Minimalistic Oracle: selectivity

Sunday, December 13, 2015

Cardinality, Selectivity, Projection and Selection - definitions

From Oracle documentation:

Cardinality

The ratio of distinct values to the number of table rows. A column with only two distinct values in a million-row table would have low cardinality

Selectivity

In a query, the measure of how many rows from a row set pass a predicate test, for example, WHERE last_name = 'Smith'. A selectivity of 0.0 means no rows, whereas a value of 1.0 means all rows. A predicate becomes more selective as the value approaches 0.0 and less selective (or more unselective) as the value approaches 1.0.

Projection

The ability of a SELECT statement to choose a *subset* of the columns in a given table.
In other words, this corresponds to the column listing in the SELECT statement.

Selection

The ability of a SELECT statement to choose a subset of rows in a given table.
In other words, selection corresponds to the WHERE clause of the statement.

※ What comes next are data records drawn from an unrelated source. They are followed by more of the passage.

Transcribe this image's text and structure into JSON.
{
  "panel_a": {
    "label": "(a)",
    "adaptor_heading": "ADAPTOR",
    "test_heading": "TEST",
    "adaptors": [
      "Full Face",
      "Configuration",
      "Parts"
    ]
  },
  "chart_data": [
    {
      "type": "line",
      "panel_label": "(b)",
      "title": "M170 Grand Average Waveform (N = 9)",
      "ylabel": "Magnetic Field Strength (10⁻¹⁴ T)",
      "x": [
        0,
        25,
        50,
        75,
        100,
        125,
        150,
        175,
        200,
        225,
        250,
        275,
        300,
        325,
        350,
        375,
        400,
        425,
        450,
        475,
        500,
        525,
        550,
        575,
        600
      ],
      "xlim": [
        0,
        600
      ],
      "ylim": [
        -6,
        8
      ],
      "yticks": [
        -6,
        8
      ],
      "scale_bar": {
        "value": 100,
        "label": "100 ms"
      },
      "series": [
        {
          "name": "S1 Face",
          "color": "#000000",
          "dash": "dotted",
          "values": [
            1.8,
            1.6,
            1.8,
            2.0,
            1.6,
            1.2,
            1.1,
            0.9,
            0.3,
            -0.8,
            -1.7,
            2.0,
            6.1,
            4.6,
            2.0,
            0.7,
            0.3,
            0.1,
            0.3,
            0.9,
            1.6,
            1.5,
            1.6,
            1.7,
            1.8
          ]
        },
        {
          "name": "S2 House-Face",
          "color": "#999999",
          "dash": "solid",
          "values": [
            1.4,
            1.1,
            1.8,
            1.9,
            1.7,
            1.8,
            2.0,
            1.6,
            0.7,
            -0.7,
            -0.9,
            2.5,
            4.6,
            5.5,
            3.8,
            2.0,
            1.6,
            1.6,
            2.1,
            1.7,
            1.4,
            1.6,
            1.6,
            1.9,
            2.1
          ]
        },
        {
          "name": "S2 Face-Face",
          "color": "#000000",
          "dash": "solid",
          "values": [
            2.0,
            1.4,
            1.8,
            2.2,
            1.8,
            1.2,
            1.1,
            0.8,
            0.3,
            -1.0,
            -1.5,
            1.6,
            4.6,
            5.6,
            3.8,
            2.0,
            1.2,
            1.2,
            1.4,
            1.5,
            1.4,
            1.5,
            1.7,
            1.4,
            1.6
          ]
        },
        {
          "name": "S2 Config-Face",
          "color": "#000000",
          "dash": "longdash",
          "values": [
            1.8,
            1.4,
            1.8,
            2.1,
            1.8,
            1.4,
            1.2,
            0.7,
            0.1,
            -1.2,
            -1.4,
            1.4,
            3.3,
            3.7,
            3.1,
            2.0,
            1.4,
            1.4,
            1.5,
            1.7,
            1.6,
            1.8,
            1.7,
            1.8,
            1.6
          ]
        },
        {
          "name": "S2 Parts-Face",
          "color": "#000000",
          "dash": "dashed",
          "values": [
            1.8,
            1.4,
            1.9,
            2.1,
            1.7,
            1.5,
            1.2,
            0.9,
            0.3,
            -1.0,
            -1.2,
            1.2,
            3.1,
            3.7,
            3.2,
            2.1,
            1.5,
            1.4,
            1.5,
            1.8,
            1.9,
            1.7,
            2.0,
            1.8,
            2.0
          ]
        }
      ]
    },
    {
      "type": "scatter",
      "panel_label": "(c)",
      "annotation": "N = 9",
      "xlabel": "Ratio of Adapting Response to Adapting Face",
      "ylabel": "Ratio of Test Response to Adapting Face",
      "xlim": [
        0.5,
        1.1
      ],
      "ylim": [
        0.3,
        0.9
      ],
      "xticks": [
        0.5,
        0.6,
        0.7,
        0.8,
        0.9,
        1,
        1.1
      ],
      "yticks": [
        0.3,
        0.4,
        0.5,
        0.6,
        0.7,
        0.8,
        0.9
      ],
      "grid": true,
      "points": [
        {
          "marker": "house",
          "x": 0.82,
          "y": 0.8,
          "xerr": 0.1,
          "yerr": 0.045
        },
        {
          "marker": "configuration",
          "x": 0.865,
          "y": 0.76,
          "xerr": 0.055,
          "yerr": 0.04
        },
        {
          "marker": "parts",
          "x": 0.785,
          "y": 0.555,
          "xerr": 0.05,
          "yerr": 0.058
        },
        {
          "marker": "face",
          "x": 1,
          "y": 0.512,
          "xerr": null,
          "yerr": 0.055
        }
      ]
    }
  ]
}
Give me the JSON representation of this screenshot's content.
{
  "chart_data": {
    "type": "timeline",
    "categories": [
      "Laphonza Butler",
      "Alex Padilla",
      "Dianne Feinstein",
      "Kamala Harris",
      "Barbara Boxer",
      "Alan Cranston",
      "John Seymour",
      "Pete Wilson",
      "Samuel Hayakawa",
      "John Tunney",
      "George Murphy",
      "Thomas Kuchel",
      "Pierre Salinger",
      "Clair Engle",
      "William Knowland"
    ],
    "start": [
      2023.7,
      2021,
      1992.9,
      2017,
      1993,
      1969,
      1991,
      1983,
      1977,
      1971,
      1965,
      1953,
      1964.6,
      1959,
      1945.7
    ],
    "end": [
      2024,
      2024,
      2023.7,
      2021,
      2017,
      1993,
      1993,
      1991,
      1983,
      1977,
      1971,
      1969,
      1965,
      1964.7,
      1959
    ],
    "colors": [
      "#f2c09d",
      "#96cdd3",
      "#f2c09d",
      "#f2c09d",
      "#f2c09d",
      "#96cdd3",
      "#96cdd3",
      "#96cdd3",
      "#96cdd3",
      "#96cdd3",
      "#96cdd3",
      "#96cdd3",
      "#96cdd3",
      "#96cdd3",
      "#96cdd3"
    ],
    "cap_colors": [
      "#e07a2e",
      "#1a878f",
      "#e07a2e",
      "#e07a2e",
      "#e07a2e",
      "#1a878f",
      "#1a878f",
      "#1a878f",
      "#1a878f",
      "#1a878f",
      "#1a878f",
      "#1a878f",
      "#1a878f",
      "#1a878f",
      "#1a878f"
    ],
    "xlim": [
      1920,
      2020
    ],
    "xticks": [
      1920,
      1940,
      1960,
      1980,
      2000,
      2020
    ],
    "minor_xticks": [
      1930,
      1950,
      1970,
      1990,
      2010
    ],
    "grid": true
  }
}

Cheat Sheet for Cardinality vs Selectivity

A table with a total of 437 million rows has a column "category" with the following distinct values:

category |   count
---------+-----------
       0 |      1000
       1 | 106755762
       3 |      6940
       5 |     12449
       6 | 330571468
(5 rows)

* Definition: Number of distinct values in a column.

* High cardinality: Many unique values (e.g., customer_id).

* Low cardinality: Few unique values (e.g., categories with values {0,1,3,5,6}).

* Impact: High cardinality columns are often good candidates for indexing because they filter well.

Selectivity

Definition: Fraction of rows that match a condition.
Formula:

$Selectivity = \frac{Rows matching condition}{Total rows}$
High selectivity: Condition matches few rows → efficient filtering.
Low selectivity: Condition matches many rows → poor filtering.
Example:

category = 1 → 106M / 437M ≈ 0.24 (low selectivity).
category = 6 → 330M / 437M ≈ 0.75 (even worse).

Key Difference

Cardinality is about column diversity.
Selectivity is about query filtering power.

Rule of Thumb:

High cardinality + high selectivity → index is very useful.
Low cardinality + low selectivity → index may not help much unless combined with other columns.